By repeatedly conducting cyber security operations that result in leaks, threat actors create a sense of inevitability. They want the public to feel that their institutions are porous and leaking like a sieve.
We see this strategy built on three pillars:
- Timing. Leaks are timed to coincide with sensitive political moments, like elections or summits.
- Mixing. Mixing real, stolen data with total fabrications. The real data acts as a shield for the fake data.
- Amplification. Using networks of bots and trolls to ensure the leaked material trends on social media before fact-checkers can assess it.
How Do We Defend Against Hybrid InfoOps?
Defending against hybrid infoOps requires a cultural shift. We cannot treat information security and reputation management as separate silos anymore.
Organizations need to understand that their data is not just an asset; it is a potential weapon that can be used against them. Securing email servers is not just about compliance; it is about denying the adversary the ammunition they need for their next propaganda push.
This is why hybrid infoOps are so difficult to counter. You can have perfect firewalls and still lose the information war if an employee gets phishing-tricked and their emails are spun into a scandal.
We have found the NATO resource on this topic particularly helpful for understanding the doctrine behind these attacks. You can read more about their perspective here. They outline how hybrid information operations sit alongside economic pressure and military posturing.

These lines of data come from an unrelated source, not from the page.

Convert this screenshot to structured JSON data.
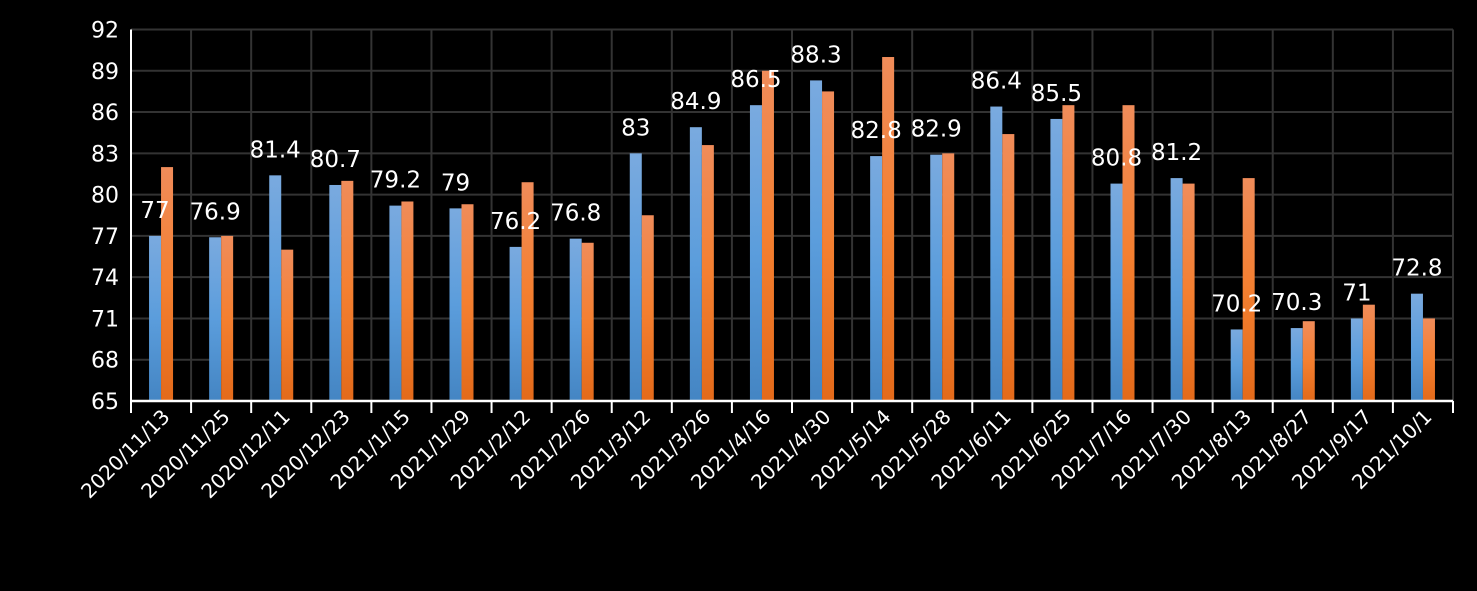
{
  "chart_data": {
    "type": "bar",
    "title": "",
    "xlabel": "",
    "ylabel": "",
    "ylim": [
      65,
      92
    ],
    "yticks": [
      65,
      68,
      71,
      74,
      77,
      80,
      83,
      86,
      89,
      92
    ],
    "grid": true,
    "legend": "none",
    "categories": [
      "2020/11/13",
      "2020/11/25",
      "2020/12/11",
      "2020/12/23",
      "2021/1/15",
      "2021/1/29",
      "2021/2/12",
      "2021/2/26",
      "2021/3/12",
      "2021/3/26",
      "2021/4/16",
      "2021/4/30",
      "2021/5/14",
      "2021/5/28",
      "2021/6/11",
      "2021/6/25",
      "2021/7/16",
      "2021/7/30",
      "2021/8/13",
      "2021/8/27",
      "2021/9/17",
      "2021/10/1"
    ],
    "series": [
      {
        "color": "#5b9bd5",
        "labeled": true,
        "values": [
          77,
          76.9,
          81.4,
          80.7,
          79.2,
          79,
          76.2,
          76.8,
          83,
          84.9,
          86.5,
          88.3,
          82.8,
          82.9,
          86.4,
          85.5,
          80.8,
          81.2,
          70.2,
          70.3,
          71,
          72.8
        ]
      },
      {
        "color": "#ed7d31",
        "labeled": false,
        "values": [
          82,
          77,
          76,
          81,
          79.5,
          79.3,
          80.9,
          76.5,
          78.5,
          83.6,
          89,
          87.5,
          90,
          83,
          84.4,
          86.5,
          86.5,
          80.8,
          81.2,
          70.8,
          72,
          71
        ]
      }
    ]
  }
}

What is the Future of Cyber Security Operations?
As we move forward, cyber security operations will become even more integrated with AI and automated generation. We are already seeing the early signs of AI being used to write fake emails that mimic the style of stolen ones, making the "mix" of real and fake even harder to detect.
The defenders - us - need to be faster. We need to identify not just the malware on the network, but the narrative on the social web. When a breach happens, the response plan must include an information strategy. If data was stolen, assume it will be leaked. Assume it will be altered. And prepare the public before the dump happens.
Conclusion
The era of the isolated hack is over. Today, every stolen byte of data is potential leverage. Hybrid information operations thrive on the gap between our technical defenses and our cognitive defenses. They exploit our trust in "leaked documents" to manipulate public perception.

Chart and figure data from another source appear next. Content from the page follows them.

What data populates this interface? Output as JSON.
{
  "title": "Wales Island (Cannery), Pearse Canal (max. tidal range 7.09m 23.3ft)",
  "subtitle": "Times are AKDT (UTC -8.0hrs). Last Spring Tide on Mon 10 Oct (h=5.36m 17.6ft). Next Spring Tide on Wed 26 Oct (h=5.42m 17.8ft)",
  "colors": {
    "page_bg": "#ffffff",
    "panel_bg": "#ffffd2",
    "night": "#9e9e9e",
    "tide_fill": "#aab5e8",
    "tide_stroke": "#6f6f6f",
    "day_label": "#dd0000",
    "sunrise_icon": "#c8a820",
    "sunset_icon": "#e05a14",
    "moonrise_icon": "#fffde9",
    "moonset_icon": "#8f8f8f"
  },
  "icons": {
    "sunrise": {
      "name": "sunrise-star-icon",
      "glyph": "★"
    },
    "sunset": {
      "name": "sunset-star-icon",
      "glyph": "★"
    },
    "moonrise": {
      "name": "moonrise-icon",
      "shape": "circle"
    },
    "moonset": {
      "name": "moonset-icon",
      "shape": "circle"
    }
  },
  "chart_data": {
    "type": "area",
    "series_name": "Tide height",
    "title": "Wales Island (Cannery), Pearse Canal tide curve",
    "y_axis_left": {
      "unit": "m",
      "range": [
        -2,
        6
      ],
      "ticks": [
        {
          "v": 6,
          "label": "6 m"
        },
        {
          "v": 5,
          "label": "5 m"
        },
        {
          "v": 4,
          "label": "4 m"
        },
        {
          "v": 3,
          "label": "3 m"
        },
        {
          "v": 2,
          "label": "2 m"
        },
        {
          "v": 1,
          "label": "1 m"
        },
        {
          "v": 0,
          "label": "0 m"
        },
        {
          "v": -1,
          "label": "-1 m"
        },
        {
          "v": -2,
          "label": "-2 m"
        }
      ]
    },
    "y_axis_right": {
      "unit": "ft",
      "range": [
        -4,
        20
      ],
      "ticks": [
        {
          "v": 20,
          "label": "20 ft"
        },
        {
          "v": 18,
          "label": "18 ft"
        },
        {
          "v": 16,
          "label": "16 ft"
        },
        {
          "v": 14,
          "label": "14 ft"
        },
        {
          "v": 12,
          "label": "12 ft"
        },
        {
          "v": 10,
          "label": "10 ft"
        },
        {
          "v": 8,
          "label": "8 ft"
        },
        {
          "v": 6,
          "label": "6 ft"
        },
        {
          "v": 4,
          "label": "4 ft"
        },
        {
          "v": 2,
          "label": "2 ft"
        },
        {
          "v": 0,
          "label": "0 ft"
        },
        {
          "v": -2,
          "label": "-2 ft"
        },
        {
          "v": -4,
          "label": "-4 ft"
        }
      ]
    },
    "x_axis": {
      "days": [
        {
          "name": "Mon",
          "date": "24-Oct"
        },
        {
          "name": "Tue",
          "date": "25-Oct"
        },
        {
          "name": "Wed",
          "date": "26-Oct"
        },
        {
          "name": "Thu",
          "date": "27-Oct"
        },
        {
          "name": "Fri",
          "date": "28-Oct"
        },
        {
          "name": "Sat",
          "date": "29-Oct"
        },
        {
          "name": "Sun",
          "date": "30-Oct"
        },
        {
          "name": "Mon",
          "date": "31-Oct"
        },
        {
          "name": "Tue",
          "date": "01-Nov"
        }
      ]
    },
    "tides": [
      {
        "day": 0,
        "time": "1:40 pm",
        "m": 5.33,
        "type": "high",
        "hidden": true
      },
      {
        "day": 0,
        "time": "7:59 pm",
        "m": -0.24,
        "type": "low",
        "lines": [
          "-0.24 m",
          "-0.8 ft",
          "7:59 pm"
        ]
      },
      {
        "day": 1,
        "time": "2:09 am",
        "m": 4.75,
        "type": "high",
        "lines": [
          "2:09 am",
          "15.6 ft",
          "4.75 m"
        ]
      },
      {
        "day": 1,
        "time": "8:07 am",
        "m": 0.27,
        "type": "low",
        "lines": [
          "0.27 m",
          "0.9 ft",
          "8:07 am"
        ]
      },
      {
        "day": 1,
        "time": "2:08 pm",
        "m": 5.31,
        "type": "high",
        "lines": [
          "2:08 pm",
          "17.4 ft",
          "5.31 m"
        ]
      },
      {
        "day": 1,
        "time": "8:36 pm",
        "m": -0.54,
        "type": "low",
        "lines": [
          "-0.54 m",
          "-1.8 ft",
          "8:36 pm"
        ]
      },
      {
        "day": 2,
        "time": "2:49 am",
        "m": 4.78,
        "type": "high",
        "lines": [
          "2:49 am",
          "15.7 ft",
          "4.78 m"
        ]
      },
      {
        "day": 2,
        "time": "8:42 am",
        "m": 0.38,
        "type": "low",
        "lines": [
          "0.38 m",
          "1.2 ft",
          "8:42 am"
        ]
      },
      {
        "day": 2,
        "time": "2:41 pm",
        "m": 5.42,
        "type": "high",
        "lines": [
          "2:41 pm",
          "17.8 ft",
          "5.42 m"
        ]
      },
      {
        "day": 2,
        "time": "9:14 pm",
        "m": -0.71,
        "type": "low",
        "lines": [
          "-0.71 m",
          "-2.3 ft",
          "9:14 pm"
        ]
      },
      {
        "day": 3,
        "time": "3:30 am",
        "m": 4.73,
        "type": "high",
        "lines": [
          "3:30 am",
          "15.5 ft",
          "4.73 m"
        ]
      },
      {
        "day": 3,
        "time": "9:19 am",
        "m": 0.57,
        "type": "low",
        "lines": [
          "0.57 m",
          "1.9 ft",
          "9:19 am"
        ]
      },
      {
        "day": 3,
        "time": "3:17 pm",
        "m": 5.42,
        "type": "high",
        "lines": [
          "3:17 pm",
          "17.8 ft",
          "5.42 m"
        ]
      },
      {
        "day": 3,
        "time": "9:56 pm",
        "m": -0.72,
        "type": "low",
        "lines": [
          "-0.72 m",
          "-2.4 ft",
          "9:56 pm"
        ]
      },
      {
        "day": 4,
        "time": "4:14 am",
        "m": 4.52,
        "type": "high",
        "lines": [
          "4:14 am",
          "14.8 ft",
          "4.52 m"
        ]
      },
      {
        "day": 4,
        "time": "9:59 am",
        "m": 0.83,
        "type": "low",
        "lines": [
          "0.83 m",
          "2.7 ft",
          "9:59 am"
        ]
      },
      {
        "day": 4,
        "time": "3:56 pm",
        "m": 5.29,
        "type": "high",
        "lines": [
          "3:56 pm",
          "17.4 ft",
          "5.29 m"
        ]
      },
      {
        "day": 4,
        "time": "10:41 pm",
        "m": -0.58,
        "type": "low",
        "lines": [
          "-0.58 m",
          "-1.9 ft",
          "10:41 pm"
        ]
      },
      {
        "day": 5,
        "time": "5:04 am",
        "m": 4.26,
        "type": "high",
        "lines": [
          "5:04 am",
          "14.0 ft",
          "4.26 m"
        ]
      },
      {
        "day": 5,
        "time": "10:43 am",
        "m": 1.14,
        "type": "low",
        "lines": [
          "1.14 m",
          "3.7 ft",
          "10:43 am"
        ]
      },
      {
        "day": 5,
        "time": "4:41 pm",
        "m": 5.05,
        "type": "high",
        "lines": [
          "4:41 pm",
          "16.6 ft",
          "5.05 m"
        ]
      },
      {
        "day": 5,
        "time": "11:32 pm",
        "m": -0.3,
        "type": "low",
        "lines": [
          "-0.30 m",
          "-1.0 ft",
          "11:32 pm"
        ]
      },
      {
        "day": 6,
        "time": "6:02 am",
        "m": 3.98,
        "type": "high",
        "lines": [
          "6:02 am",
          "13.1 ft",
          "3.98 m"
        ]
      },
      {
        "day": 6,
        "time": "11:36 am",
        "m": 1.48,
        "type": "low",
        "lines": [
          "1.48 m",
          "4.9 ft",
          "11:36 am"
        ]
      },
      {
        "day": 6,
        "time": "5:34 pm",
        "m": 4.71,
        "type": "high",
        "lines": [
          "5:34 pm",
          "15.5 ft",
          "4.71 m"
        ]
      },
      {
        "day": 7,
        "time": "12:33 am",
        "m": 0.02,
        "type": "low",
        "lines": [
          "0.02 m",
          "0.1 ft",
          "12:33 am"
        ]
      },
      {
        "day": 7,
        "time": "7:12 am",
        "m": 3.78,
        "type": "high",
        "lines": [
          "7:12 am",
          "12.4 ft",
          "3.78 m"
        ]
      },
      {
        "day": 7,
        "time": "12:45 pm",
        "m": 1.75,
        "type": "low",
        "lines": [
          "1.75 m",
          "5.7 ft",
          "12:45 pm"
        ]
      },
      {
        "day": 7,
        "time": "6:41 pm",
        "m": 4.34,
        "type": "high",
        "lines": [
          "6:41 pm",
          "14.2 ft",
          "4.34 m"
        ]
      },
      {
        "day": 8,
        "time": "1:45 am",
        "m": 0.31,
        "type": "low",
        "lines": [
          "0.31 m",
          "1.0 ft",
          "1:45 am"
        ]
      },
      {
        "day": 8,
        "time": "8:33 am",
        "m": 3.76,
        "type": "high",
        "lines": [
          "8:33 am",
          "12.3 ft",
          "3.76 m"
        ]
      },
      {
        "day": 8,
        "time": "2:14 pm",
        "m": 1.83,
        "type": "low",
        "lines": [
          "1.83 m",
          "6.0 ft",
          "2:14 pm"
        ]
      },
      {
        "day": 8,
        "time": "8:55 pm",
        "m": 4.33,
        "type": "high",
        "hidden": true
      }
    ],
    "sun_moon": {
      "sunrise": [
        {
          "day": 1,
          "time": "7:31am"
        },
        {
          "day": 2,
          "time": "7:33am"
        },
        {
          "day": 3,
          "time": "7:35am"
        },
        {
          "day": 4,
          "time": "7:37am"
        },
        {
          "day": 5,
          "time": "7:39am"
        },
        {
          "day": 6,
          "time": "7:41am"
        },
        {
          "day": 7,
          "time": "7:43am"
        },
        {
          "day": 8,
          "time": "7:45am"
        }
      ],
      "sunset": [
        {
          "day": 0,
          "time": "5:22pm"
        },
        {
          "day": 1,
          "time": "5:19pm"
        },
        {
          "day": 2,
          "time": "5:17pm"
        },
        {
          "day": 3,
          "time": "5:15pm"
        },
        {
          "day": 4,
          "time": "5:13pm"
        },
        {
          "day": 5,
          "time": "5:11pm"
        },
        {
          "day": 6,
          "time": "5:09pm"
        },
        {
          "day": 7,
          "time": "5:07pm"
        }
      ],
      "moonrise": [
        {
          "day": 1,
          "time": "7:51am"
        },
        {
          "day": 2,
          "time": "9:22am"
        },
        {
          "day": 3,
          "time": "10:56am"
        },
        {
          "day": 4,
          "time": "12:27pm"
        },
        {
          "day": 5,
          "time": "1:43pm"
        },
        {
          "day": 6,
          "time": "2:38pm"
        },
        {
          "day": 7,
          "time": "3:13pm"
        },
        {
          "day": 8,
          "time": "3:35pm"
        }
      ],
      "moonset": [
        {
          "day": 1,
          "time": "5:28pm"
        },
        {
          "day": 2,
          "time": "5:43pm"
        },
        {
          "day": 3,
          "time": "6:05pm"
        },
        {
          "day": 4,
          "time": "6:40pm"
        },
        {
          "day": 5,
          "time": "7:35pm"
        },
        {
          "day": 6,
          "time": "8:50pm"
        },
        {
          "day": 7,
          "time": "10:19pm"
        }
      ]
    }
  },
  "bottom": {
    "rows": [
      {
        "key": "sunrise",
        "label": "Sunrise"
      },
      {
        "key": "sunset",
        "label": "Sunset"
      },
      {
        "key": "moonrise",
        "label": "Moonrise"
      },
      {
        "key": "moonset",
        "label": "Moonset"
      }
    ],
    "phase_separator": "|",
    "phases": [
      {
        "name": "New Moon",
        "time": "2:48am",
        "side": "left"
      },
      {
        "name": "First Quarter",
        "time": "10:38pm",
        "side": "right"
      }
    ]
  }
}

To fight this, we need to bridge the gap between the SOC (Security Operations Center) and the comms team. We need to recognize that hybrid infoOps are not just a technical nuisance; they are a strategic threat that uses our own digital footprint against us.
At Osavul, we are building the tools to track these narratives and identify the coordinated behavior that signals a hybrid attack. Because in this new landscape, knowing you've been hacked is only half the battle. Knowing how that hack will be used to lie to the world - that is where the real defense begins.